TEMPO.CO, Jakarta - Direktur Jenderal Kekayaan Negara Kementerian Keuangan, Isa Rachmatarwata, menyebut utang senilai Rp 773,38 miliar dari Lapindo Brantas Inc. dan PT Minarak Lapindo Jaya merupakan jenis piutang yang bersifat kasualistik. Utang ini tidak secara awal ada di Kementerian Keuangan, tapi muncul karena ada bencana lumpur di Porong, Sidoarjo, Jawa Timur.
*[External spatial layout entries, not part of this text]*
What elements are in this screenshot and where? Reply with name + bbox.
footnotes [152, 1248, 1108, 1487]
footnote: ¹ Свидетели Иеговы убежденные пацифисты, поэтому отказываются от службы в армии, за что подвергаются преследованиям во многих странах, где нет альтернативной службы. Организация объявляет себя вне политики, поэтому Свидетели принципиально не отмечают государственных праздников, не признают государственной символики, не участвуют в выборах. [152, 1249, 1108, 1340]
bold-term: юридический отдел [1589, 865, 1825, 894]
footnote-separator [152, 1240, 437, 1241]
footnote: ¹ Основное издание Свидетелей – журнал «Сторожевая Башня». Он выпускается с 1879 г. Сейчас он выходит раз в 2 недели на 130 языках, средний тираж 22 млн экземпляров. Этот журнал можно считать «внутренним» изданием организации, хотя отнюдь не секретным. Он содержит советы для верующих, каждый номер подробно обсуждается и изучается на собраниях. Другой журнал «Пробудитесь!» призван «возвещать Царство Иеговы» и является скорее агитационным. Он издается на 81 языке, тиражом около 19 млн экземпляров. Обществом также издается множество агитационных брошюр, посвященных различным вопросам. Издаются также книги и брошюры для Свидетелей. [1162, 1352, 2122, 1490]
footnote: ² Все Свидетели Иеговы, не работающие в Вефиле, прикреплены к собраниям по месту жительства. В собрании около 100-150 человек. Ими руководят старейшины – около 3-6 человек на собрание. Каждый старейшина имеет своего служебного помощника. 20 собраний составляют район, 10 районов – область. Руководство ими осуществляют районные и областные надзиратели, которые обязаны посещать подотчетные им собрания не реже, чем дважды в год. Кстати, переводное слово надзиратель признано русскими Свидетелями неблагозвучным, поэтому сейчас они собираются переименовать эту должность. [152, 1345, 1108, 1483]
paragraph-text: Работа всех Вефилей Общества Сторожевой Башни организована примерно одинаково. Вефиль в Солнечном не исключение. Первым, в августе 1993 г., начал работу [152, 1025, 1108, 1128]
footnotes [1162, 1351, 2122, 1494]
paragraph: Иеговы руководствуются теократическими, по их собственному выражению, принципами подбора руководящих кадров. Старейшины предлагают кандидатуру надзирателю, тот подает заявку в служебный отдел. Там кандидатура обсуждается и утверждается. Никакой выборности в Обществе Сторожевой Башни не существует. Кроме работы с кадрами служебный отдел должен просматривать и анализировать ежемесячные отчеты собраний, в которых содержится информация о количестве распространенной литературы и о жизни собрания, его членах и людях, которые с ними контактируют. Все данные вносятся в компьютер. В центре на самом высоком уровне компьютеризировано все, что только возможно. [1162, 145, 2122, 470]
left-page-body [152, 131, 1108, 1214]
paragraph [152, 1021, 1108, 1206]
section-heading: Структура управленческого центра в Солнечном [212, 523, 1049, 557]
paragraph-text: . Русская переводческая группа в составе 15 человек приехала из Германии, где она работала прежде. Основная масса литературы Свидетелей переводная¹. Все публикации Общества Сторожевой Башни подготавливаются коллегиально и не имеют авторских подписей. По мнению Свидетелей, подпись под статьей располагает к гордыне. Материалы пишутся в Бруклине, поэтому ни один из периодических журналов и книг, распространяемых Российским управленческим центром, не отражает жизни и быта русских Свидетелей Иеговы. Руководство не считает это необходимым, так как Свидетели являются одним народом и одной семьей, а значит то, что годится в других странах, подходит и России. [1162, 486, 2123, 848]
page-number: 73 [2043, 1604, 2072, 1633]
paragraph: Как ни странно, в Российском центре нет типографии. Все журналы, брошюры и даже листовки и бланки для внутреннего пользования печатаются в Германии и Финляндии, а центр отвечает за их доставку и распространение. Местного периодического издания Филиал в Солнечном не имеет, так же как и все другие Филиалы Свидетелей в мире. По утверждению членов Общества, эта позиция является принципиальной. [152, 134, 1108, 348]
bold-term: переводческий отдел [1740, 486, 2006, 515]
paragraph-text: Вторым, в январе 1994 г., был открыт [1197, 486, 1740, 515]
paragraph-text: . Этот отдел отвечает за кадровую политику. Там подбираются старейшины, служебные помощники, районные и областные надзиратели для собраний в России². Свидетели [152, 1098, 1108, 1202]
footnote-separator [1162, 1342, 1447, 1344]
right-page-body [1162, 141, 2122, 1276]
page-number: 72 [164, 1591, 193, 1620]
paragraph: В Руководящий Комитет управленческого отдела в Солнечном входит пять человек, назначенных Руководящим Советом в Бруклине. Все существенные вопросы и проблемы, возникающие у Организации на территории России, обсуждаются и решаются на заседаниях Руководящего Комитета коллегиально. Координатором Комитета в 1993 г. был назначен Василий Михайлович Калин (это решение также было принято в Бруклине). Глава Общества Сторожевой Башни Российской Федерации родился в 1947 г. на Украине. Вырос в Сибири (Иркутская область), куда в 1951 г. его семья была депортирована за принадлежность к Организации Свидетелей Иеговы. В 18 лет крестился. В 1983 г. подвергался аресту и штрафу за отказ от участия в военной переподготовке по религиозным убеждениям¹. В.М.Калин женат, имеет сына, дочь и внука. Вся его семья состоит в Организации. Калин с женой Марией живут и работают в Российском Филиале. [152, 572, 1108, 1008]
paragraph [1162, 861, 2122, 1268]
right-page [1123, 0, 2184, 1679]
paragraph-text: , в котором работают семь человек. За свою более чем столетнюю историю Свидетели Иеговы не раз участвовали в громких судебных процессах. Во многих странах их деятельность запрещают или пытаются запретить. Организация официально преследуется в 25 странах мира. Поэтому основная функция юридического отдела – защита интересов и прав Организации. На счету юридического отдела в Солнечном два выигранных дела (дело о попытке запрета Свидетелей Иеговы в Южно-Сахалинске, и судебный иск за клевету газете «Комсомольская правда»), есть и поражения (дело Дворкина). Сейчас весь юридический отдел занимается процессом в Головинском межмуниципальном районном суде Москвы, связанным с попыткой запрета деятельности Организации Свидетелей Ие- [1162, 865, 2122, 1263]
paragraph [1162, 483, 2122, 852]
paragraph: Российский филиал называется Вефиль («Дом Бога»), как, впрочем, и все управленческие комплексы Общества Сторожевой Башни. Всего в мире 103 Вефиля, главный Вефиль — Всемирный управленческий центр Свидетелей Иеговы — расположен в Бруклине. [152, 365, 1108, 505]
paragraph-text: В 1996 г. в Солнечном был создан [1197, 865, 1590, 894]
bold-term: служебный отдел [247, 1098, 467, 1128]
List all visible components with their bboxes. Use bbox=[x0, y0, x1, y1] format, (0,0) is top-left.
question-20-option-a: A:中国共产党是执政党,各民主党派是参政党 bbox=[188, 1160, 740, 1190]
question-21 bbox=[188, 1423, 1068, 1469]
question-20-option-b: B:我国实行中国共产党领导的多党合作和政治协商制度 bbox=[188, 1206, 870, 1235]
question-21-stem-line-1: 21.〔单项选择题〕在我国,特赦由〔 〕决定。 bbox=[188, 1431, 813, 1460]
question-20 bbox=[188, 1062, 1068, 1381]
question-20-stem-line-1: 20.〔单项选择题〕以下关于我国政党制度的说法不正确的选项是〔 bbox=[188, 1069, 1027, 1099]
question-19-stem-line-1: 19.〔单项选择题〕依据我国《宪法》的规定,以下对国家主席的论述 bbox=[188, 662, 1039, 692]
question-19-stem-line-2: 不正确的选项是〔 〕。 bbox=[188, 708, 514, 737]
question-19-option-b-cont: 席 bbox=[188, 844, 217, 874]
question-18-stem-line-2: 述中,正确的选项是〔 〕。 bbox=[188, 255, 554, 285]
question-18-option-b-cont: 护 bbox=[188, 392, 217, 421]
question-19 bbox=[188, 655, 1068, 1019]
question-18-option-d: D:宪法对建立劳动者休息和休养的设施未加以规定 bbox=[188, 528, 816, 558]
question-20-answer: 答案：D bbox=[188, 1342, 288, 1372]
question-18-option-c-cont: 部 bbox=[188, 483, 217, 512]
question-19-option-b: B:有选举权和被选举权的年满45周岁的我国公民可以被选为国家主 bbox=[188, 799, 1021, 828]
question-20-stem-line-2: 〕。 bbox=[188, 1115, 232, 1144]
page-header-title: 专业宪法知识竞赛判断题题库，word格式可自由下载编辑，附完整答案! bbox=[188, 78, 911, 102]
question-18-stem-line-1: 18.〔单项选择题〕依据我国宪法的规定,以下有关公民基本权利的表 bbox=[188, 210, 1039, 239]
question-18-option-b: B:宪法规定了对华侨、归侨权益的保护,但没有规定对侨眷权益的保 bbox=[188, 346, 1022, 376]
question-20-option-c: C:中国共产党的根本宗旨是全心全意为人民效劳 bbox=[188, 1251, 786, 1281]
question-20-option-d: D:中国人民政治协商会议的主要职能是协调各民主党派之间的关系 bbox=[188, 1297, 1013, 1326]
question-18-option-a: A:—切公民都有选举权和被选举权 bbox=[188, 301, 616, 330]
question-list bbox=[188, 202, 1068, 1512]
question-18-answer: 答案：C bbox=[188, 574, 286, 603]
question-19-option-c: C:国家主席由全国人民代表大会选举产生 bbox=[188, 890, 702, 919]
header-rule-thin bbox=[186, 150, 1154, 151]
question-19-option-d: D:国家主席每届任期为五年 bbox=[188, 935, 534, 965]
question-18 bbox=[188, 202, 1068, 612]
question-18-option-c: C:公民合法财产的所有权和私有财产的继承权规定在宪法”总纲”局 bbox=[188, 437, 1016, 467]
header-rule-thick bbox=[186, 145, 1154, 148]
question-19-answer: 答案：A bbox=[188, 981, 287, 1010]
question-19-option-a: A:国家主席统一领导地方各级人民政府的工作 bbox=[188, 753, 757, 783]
“Jadi belum ada sebenarnya aturan yang mengatur rinci,” kata Isa dalam konferensi pers di Kantor Kementerian Keuangan, Jakarta Pusat, Jumat ,12 Juli 2019. Akan tetapi, kedua perusahaan tetap harus membayarkan utang tersebut yang dulunya digunakan untuk melunasi pembelian tanah dan bangunan warga terdampak luapan lumpur Sidoarjo.
Pembayaran utang sebenarnya telah jatuh tempo pada 10 Juli 2019. Namun baru Rp 5 miliar utang yang telah dibayarkan oleh perusahaan anggota grup PT Bakrie & Brothers Tbk (BNBR) ini. Isa mengingatkan bahwa semakin berlarut pembayaran utang, maka nilai bunga utang akan terus bertambah. Ditambah, adanya denda keterlambatan pembayaran utang.
Kedua perusahaan sebenarnya telah mengupayakan jaminan pembayaran utang ini lewat pengalihan aset perusahaan yang ada di Sidoarjo. Pertama yaitu perusahaan mengupayakan sertifikasi tanah di area terdampak.
Namun saat ini, baru sekitar 44 hektare saja yang sudah rampung. Kesulitan melakukan sertifikasi muncul karena banyak tanah yang masih tertutup lumpur.
Selain itu, kedua perusahaan juga melakukan sertifikasi pada lahan seluas 45 hektare yang sebelumnya merupakan Perumnas Tanggulangin Sejahtera. Saat ini, sertifikat dari sejumlah aset yang telah jelas kedudukan hukumnya, telah diserahkan kepada PPLS atau Pusat Pengendalian Lumpur Sidoarjo, yang berada di bawah Kementerian Pekerjaan Umum dan Perumahan Rakyat.
Jika semua aset telah selesai diukur dan disertifikasi oleh Badan Pertanahan Nasional (BPN) Jawa Timur, Kementerian Keuangan akan kembali melakukan penilaian. Isa menyebut pihaknya juga memiliki tim penilai yang akan memvalidasi aset dari kedua perusahaan, apakah memenuhi nilai piutang atau tidak. “Kalau tidak cukup, kami minta yang lain, ini baru sebagian saja yang sudah,” kata dia.
Di tengah proses ini, kedua perusahaan sebenarnya balik menuntut utang dari pemerintah terhadap mereka sebesar Rp 1,9 triliun. Utang ini berasal dari cost recovery atau biaya yang dapat diganti pemerintah dari proyek mereka di Sidoarjo.
Namun, Kemenkeu masih mengatakan urusan cost recovery Lapindo ini urusannya dengan Satuan Kerja Khusus Pelaksana Kegiatan Usaha Hulu Minyak dan Gas atau SKK Migas, bukan dengan Kementerian Keuangan.